Traditional yoga class soundtracks don’t include artists such as Cradle of Filth or Pallbearer in their playlists, but Amy Patton uses them in hers.
Patton started teaching black yoga at Eastside Yoga after getting certified as an instructor. In preparation for her Black Yoga class, she decorates the studio in candles and skulls and greets her attendees with satanic robes.
“It’s not a religious thing,” Patton said. “Mostly the shock factor of it. The dark arts, which a lot of people who come to my class are into that sort of thing — horror movie buffs, things like that.”
Black yoga, yoga performed to black metal, started when Patton realized there was a need for meditation in the community of people who shy away from the “hippie” parts of yoga.
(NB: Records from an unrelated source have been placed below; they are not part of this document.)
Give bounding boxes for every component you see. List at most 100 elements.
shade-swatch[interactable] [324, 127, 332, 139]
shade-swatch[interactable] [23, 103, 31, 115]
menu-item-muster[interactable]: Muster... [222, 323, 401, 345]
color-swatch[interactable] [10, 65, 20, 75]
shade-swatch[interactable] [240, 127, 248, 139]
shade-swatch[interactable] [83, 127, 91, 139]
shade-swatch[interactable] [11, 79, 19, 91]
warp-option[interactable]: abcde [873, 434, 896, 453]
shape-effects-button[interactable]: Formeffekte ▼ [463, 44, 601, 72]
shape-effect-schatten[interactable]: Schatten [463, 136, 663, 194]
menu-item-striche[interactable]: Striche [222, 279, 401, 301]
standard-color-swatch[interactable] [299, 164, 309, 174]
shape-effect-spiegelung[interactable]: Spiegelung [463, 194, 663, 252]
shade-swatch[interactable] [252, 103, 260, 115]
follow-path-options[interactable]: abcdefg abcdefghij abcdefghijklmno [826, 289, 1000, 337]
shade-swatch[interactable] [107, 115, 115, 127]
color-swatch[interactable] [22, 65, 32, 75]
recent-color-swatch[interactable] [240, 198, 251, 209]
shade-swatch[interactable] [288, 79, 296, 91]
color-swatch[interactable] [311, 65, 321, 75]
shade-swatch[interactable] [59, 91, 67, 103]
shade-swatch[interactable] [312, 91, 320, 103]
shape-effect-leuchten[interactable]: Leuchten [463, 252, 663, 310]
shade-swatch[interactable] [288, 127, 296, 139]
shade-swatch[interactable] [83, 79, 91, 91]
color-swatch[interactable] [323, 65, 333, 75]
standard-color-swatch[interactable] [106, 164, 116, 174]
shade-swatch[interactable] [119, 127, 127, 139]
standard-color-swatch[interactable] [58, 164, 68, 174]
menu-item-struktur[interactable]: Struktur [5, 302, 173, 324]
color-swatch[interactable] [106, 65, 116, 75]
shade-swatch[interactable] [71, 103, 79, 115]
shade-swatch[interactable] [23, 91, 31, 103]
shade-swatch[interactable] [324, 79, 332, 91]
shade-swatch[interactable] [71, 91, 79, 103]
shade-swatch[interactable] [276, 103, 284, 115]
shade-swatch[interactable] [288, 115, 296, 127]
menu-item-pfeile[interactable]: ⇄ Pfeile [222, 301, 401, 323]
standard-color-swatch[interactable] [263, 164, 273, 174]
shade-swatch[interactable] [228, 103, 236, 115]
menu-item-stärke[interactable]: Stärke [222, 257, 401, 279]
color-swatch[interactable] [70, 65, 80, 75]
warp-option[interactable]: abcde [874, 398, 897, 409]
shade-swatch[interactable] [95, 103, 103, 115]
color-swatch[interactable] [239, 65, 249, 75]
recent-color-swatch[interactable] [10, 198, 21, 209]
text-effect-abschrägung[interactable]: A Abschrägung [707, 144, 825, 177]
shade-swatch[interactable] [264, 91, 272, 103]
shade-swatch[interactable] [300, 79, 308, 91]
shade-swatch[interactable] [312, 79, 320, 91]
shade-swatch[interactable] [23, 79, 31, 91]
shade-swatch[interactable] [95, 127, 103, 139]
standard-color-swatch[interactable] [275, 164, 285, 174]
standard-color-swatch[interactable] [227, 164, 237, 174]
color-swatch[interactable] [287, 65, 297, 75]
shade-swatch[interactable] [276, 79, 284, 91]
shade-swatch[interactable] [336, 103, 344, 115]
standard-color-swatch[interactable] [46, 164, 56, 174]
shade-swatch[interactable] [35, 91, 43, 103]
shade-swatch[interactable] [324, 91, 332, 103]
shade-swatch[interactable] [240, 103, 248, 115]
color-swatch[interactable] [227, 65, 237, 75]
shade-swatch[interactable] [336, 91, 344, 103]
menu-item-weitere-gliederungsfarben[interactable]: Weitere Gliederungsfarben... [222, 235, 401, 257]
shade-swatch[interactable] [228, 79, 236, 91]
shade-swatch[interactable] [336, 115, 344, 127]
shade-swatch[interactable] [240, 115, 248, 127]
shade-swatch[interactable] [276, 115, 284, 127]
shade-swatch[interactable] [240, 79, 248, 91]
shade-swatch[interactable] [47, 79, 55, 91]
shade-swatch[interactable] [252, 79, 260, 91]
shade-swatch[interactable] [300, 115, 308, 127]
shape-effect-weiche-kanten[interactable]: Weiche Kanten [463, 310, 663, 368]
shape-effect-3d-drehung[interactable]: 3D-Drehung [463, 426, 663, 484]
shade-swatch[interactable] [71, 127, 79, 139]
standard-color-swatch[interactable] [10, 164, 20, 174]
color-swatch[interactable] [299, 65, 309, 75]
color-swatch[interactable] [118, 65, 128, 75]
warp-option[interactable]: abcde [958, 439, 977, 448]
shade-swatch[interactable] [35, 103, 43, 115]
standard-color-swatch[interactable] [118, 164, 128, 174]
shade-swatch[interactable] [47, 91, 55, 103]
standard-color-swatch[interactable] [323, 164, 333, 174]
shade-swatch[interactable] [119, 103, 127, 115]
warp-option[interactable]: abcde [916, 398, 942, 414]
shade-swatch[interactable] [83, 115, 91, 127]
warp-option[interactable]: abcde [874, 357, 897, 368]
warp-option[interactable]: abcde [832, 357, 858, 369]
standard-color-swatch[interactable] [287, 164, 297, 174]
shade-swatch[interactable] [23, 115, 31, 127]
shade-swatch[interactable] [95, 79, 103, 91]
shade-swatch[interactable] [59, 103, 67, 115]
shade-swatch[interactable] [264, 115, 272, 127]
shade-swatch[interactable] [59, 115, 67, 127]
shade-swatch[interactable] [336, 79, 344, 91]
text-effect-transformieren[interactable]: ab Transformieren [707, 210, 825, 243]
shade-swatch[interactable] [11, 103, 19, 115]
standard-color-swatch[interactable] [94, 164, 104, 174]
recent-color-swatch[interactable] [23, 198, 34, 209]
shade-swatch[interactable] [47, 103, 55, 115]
She teaches beginner yoga set to songs she picks out to match her class, she said.
“The people that come to my class are usually the people who would never walk into a yoga studio,” Patton said. “I have a lot of people in the tattoo community, in the service industry, in the roller derby hard-core scene. It’s still traditional yoga — body, mind [and] breath. I just changed the music.”
Patton plans on teaching additional black yoga classes at The North Door nightclub, where she works as a bar manager.
“I didn’t know how big this class was going to be,” Patton said. “My first class, there were 50 people that showed up. I had to pack the room. [Steven Ross], who owns Eastside, came to the first class, and he’s never seen so many people in a class before. He called me a yoga legend.”
Patton will teach black yoga at 6 p.m. Monday evening at The North Door to promote EyeHateGod, a New Orleans metal band that will have a show at the venue Wednesday. Bass player Gary Mader said he has not tried yoga.
“I meditate, but I don’t know anything about yoga at all,” Mader said. “I’ve always had a quartz skull that I carry around with me. To me, the quartz is almost like an auxiliary for memory.”
Patton said she wants to introduce yoga to people who may not have thought about trying yoga, such as Mader.
“Having a dark class is helpful because if you go to gyms, you have mirrors and windows everywhere,” Patton said. “This is a very intimate classroom setting. Sometimes I do partner exercises in class to heighten the experience of yoga. That’s one thing that draws me into yoga — the community aspect of it.”
Adam Allmon, The North Door’s general manager, said Patton has helped turn people’s lives around because of how she brings together yoga and metal.
“It’s not so much a common element as bringing two things that vibe well together that don’t match in other aspects of life,” Allmon said. “Whether you practice meditation or not, something about her class leaves everyone in a trance.”